Generating train split: 0 examples [00:00, ? examples/s]



Query:
What is the Highest first elected year that has a district of 06.0 6, and a committee of economic matters?
Original Answer:
SELECT MAX(first_elected) FROM table_name_99 WHERE district = "06.0 6" AND committee = "economic matters"
Generated Answer:
SELECT MAX(first_elected) FROM table_name_99 WHERE district = "06.0 6" AND committee = "economic matters"


In [None]:
from tqdm import tqdm


def evaluate(sample):
    prompt = pipe.tokenizer.apply_chat_template(sample["messages"][:2], tokenize=False, add_generation_prompt=True)
    outputs = pipe(prompt, max_new_tokens=256, do_sample=True, temperature=0.7, top_k=50, top_p=0.95, eos_token_id=pipe.tokenizer.eos_token_id, pad_token_id=pipe.tokenizer.pad_token_id)
    predicted_answer = outputs[0]['generated_text'][len(prompt):].strip()
    if predicted_answer == sample["messages"][2]["content"]:
        return 1
    else:
        return 0

success_rate = []
number_of_eval_samples = 1000
# iterate over eval dataset and predict
for s in tqdm(eval_dataset.shuffle().select(range(number_of_eval_samples))):
    success_rate.append(evaluate(s))

# compute accuracy
accuracy = sum(success_rate)/len(success_rate)
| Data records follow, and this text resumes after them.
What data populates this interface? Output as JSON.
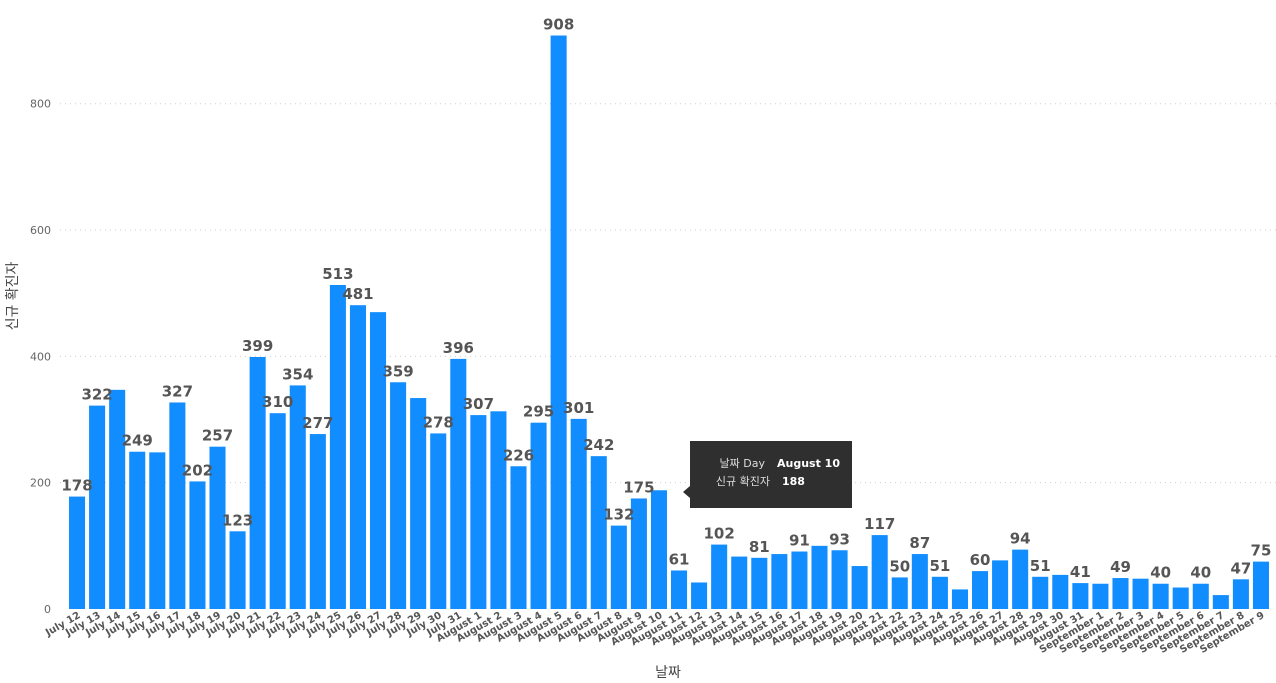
{
  "chart_data": {
    "type": "bar",
    "xlabel": "날짜",
    "ylabel": "신규 확진자",
    "ylim": [
      0,
      920
    ],
    "yticks": [
      0,
      200,
      400,
      600,
      800
    ],
    "grid": true,
    "bar_color": "#118DFF",
    "categories": [
      "July 12",
      "July 13",
      "July 14",
      "July 15",
      "July 16",
      "July 17",
      "July 18",
      "July 19",
      "July 20",
      "July 21",
      "July 22",
      "July 23",
      "July 24",
      "July 25",
      "July 26",
      "July 27",
      "July 28",
      "July 29",
      "July 30",
      "July 31",
      "August 1",
      "August 2",
      "August 3",
      "August 4",
      "August 5",
      "August 6",
      "August 7",
      "August 8",
      "August 9",
      "August 10",
      "August 11",
      "August 12",
      "August 13",
      "August 14",
      "August 15",
      "August 16",
      "August 17",
      "August 18",
      "August 19",
      "August 20",
      "August 21",
      "August 22",
      "August 23",
      "August 24",
      "August 25",
      "August 26",
      "August 27",
      "August 28",
      "August 29",
      "August 30",
      "August 31",
      "September 1",
      "September 2",
      "September 3",
      "September 4",
      "September 5",
      "September 6",
      "September 7",
      "September 8",
      "September 9"
    ],
    "values": [
      178,
      322,
      347,
      249,
      248,
      327,
      202,
      257,
      123,
      399,
      310,
      354,
      277,
      513,
      481,
      470,
      359,
      334,
      278,
      396,
      307,
      313,
      226,
      295,
      908,
      301,
      242,
      132,
      175,
      188,
      61,
      42,
      102,
      83,
      81,
      87,
      91,
      100,
      93,
      68,
      117,
      50,
      87,
      51,
      31,
      60,
      77,
      94,
      51,
      54,
      41,
      40,
      49,
      48,
      40,
      34,
      40,
      22,
      47,
      75
    ],
    "data_labels": [
      {
        "index": 0,
        "text": "178"
      },
      {
        "index": 1,
        "text": "322"
      },
      {
        "index": 3,
        "text": "249"
      },
      {
        "index": 5,
        "text": "327"
      },
      {
        "index": 6,
        "text": "202"
      },
      {
        "index": 7,
        "text": "257"
      },
      {
        "index": 8,
        "text": "123"
      },
      {
        "index": 9,
        "text": "399"
      },
      {
        "index": 10,
        "text": "310"
      },
      {
        "index": 11,
        "text": "354"
      },
      {
        "index": 12,
        "text": "277"
      },
      {
        "index": 13,
        "text": "513"
      },
      {
        "index": 14,
        "text": "481"
      },
      {
        "index": 16,
        "text": "359"
      },
      {
        "index": 18,
        "text": "278"
      },
      {
        "index": 19,
        "text": "396"
      },
      {
        "index": 20,
        "text": "307"
      },
      {
        "index": 22,
        "text": "226"
      },
      {
        "index": 23,
        "text": "295"
      },
      {
        "index": 24,
        "text": "908"
      },
      {
        "index": 25,
        "text": "301"
      },
      {
        "index": 26,
        "text": "242"
      },
      {
        "index": 27,
        "text": "132"
      },
      {
        "index": 28,
        "text": "175"
      },
      {
        "index": 30,
        "text": "61"
      },
      {
        "index": 32,
        "text": "102"
      },
      {
        "index": 34,
        "text": "81"
      },
      {
        "index": 36,
        "text": "91"
      },
      {
        "index": 38,
        "text": "93"
      },
      {
        "index": 40,
        "text": "117"
      },
      {
        "index": 41,
        "text": "50"
      },
      {
        "index": 42,
        "text": "87"
      },
      {
        "index": 43,
        "text": "51"
      },
      {
        "index": 45,
        "text": "60"
      },
      {
        "index": 47,
        "text": "94"
      },
      {
        "index": 48,
        "text": "51"
      },
      {
        "index": 50,
        "text": "41"
      },
      {
        "index": 52,
        "text": "49"
      },
      {
        "index": 54,
        "text": "40"
      },
      {
        "index": 56,
        "text": "40"
      },
      {
        "index": 58,
        "text": "47"
      },
      {
        "index": 59,
        "text": "75"
      }
    ]
  },
  "tooltip": {
    "day_key": "날짜 Day",
    "day_value": "August 10",
    "count_key": "신규 확진자",
    "count_value": "188"
  }
}
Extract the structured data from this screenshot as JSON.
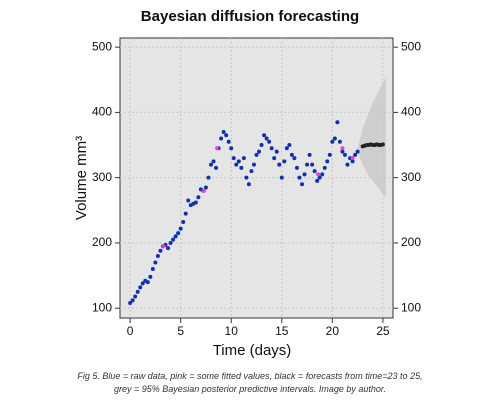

print(f"Accuracy: {accuracy*100:.2f}%")


  1%|          | 9/1000 [00:12<21:30,  1.30s/it]You seem to be using the pipelines sequentially on GPU. In order to maximize efficiency please use a dataset
100%|██████████| 1000/1000 [24:27<00:00,  1.47s/it]

Accuracy: 80.00%





We evaluated our model on 1000 samples from the evaluation dataset and got an accuracy of 80.00%, which took ~25 minutes.
This is quite good, but as mentioned you need to take this metric with a grain of salt. It would be better if we could evaluate our model by running the qureies against a real database and compare the results. Since there might be different "correct" SQL queries for the same instruction. There are also several ways on how we could improve the performance by using few-shot learning, using RAG, Self-healing to generate the SQL query.